Extracorporeal Blood Purification Devices (EBPD) are able to remove different types of proinflammatory agents by adsorption. In fact, since the COVID-19 pandemic health crisis, authorization was granted for their use for the purpose of removing cytokines associated with SARS-CoV-2 infections [25].

The capabilities of these devices (CytoSorb® adsorbers) include the removal of proinflammatory agents such as IL-1Beta, IL-6, IL-8, IL-10 and Tumor Necrosis Factor (TNF) [26], however, to date, use as an option for chronic pain management is not considered within the possible applications in use.

These extracorporeal blood purification devices (EBPD-Extracorporeal Blood Purification Devices) promise to be excellent effective methods of chronic pain management, as it is considered as a logically feasible option, given the commented pathophysiology of chronic pain [20]. We have observed as an anecdotal experience in our medical practice the case of a patient with chronic pain who came for genetic evaluation of a connective tissue disorder, and in whom a remarkably substantial, but temporary, improvement and relief of her chronic pain condition was observed, as an unexpected therapeutic effect of being treated with this type of devices, as part of the management of a SARS-CoV-2 infection in an Intensive Care Unit (ICU).

In view of these new technologies, it is important to evaluate and protocolize their use to determine the usefulness of these EBPDs as a therapeutic option for the management of chronic pain.

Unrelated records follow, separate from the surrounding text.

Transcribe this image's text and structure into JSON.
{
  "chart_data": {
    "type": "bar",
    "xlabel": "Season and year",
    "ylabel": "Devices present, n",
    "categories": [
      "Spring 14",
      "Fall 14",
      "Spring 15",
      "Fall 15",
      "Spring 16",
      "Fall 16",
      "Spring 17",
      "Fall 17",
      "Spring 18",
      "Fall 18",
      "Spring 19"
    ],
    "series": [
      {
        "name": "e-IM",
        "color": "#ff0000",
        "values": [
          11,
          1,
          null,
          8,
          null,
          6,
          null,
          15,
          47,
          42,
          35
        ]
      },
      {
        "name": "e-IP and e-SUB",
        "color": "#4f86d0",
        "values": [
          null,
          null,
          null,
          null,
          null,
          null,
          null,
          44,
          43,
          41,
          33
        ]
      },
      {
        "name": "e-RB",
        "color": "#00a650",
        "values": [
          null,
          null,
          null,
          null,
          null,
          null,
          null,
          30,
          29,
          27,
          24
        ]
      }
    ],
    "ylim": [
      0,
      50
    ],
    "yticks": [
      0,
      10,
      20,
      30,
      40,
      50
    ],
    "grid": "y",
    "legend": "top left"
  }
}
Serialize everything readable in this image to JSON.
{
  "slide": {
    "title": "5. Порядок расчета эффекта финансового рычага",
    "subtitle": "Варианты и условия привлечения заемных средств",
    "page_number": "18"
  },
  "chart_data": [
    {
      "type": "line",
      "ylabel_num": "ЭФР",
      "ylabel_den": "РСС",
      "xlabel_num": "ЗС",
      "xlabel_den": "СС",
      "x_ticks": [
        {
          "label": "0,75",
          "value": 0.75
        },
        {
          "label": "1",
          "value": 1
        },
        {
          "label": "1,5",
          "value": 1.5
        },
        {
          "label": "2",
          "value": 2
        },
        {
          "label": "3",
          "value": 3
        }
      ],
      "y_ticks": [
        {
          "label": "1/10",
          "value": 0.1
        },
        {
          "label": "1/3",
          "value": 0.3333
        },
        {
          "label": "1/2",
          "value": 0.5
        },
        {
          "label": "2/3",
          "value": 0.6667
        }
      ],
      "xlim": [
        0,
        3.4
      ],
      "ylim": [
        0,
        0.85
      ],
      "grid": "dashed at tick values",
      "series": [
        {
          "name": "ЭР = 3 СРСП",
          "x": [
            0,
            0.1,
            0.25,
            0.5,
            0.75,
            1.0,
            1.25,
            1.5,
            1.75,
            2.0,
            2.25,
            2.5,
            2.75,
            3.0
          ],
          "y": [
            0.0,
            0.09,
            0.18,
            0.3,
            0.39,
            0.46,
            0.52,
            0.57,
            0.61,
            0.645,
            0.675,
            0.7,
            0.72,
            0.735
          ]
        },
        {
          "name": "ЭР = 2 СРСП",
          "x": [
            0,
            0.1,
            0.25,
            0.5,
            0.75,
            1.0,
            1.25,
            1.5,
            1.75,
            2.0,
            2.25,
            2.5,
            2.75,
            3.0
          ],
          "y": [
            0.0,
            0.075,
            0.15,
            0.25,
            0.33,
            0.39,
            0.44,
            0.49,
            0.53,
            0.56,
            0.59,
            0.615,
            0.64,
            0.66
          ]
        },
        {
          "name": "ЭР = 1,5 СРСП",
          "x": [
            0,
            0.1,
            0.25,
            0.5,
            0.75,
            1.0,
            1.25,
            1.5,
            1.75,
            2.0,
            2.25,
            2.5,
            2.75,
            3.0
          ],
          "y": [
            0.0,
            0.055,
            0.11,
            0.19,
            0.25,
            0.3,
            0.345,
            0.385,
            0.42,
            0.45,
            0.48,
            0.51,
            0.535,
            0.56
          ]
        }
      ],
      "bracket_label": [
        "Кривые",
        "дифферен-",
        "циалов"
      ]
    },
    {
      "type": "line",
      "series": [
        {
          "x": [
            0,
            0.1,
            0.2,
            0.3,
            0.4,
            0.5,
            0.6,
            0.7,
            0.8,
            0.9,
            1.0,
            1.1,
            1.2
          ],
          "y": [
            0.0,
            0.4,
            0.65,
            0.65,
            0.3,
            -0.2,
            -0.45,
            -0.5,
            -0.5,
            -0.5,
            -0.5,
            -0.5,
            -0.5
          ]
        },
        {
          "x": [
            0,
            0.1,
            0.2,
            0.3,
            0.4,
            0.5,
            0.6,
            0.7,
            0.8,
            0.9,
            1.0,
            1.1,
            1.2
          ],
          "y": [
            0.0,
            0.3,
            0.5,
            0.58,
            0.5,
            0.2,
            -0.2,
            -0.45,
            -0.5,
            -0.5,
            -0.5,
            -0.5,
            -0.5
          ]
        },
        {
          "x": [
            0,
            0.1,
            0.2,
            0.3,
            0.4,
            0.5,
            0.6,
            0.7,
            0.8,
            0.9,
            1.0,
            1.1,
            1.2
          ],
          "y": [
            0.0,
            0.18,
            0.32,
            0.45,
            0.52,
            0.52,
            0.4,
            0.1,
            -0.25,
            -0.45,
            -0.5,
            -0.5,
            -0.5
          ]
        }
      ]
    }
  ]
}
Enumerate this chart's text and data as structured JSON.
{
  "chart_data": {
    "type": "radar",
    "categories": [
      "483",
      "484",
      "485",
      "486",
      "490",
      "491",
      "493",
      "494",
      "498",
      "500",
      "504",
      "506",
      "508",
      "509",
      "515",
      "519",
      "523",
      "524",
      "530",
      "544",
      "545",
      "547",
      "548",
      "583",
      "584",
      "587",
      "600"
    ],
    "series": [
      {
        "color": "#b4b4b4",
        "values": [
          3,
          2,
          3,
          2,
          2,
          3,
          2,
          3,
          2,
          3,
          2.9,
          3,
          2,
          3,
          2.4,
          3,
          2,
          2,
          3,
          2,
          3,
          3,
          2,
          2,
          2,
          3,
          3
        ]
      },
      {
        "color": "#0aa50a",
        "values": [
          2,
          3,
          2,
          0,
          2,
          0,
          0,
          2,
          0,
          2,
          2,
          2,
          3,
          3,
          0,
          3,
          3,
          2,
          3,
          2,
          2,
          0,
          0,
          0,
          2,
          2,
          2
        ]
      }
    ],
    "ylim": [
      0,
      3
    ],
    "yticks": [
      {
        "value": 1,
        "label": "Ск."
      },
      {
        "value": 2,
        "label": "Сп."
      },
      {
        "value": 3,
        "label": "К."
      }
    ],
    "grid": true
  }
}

New technologies that include more versatile prototypes of smaller dimensions and complexity, depending on the clinical contexts where they will be implemented, should also be taken into account. If feasible and practical, these devices could be used as tools for the management of chronic pain, performing periodic depuration of proinflammatory agents in these patients, so that lower levels of those involved in these processes are maintained, thus causing clinical improvement.